И опять военком сказал:
-- Точно!
Круглые его глаза сонно усмехались. По выговору был он, наверное, из-под Куйбышева откуда-нибудь; в училище у них старшина, родом из города Чапаевска, вот так же выговаривал: "Точшно".
-- Да он в одной левой побольше удерживает, чем другой в двух руках! -похвалялся братом Василий Данилович, а тот молча позволял.-- Надо тебе сотню врачей -- на другой день сто и выставит. По скольку их каждого готовят в институтах? Лет по пять? По шесть? А он даст двадцать четыре часа на всю подготовку -- и вот они готовые стоят. Надо двести инженеров, двести и выстроит перед тобой!
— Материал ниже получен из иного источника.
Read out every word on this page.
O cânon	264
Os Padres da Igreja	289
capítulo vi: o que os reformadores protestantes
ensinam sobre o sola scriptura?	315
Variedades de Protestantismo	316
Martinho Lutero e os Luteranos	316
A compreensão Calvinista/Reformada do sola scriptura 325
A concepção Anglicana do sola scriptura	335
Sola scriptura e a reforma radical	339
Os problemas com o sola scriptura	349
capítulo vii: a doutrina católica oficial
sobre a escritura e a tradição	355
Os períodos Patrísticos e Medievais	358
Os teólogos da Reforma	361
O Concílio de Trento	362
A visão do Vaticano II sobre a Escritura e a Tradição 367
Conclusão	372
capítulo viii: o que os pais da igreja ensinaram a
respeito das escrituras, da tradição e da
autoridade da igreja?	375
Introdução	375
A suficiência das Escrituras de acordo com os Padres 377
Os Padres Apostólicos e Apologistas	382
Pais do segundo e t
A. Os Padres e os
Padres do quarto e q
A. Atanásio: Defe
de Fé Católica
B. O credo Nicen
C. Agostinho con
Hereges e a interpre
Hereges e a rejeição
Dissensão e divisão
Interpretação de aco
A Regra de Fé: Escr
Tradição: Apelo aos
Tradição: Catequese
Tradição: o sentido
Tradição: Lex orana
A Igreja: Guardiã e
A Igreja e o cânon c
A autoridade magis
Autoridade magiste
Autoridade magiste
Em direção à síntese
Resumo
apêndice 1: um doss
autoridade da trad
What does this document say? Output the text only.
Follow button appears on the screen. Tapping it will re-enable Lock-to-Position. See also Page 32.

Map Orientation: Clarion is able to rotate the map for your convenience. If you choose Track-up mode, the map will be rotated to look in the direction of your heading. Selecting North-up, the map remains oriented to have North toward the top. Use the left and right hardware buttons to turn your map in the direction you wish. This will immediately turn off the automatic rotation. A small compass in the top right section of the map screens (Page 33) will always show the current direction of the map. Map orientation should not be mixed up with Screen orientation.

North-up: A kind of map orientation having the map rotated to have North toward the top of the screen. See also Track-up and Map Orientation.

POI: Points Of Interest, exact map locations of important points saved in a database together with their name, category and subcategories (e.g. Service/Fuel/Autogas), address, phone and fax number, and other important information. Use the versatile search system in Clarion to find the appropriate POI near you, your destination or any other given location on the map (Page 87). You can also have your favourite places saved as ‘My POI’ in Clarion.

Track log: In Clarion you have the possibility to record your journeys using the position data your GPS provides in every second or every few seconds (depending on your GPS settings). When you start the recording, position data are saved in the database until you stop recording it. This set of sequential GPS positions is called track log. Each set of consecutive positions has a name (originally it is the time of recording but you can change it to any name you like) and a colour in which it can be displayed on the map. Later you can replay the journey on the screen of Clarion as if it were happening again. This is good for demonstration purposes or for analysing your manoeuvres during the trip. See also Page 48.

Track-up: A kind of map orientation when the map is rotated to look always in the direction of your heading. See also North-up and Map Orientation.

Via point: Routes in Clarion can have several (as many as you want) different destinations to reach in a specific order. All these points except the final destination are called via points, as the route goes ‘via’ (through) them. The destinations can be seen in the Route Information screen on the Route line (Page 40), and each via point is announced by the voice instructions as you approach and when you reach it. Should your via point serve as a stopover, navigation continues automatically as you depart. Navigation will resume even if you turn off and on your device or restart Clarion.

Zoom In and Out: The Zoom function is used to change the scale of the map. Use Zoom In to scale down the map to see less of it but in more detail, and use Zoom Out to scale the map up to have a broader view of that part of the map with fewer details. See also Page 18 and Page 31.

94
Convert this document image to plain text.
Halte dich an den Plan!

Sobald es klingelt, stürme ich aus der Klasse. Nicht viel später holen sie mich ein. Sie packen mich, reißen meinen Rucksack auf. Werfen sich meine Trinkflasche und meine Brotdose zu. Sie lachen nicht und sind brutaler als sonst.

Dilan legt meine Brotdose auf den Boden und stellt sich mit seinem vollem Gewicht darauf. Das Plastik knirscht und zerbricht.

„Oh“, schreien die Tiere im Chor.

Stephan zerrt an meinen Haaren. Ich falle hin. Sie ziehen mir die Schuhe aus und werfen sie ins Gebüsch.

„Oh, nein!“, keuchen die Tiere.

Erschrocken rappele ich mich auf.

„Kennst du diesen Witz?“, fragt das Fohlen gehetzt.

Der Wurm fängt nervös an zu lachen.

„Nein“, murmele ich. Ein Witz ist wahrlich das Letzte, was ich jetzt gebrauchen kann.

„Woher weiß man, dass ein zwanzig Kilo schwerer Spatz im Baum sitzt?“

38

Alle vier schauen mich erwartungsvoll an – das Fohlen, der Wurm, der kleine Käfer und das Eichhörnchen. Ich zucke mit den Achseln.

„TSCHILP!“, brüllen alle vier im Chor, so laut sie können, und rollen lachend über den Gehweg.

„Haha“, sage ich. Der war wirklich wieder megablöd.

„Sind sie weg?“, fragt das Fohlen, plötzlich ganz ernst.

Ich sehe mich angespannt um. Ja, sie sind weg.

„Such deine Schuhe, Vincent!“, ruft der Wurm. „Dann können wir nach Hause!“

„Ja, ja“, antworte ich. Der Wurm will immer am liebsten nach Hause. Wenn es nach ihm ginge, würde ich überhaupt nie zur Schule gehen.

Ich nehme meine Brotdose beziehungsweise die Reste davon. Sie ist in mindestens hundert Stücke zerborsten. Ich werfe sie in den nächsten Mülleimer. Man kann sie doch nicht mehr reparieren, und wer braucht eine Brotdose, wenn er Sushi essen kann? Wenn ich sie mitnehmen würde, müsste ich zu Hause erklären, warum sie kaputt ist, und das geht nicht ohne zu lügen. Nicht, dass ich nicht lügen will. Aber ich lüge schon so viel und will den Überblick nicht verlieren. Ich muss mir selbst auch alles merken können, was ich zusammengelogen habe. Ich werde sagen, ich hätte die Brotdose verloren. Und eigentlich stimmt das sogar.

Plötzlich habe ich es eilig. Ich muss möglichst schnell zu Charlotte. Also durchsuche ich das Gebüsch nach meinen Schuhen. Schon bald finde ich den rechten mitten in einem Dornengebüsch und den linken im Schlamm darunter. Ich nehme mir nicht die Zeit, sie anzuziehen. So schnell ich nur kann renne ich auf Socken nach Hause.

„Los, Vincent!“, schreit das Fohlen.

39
Иван Данилович слушал, посапывая, дышал носом, сонно усмехался. Качнул головой:
-- Погляди-ко в буфете, может, и ты перед нами выстроишь чего-нибудь?
Василий Данилович заглянул за стеклянную дверцу, вытащил на свет заткнутую пробкой четвертинку водки.
-- Три пятнадцать до войны стоила! Шесть-- поллитра, три пятнадцать-четвертинка. Еще коробка папирос "Казбек" была три пятнадцать.
-- Да ты их курил ли тогда, казбеки-то?-- спросил старший брат.
-- Оттого и запомнил, что не курил. А пятнадцать лишних копеек они за посудину брали,-- как особую хитрость отметил Василий Данилович.-- Это во сколько же раз она поднялась? О-о, это она во сто раз подскочила! -- говорил он, наливая в маленькие рюмки, которые Фая недавно, видно, убрала, а теперь одну за другой ставила, стряхивая предварительно.-- Еще и побольше, чем во сто раз!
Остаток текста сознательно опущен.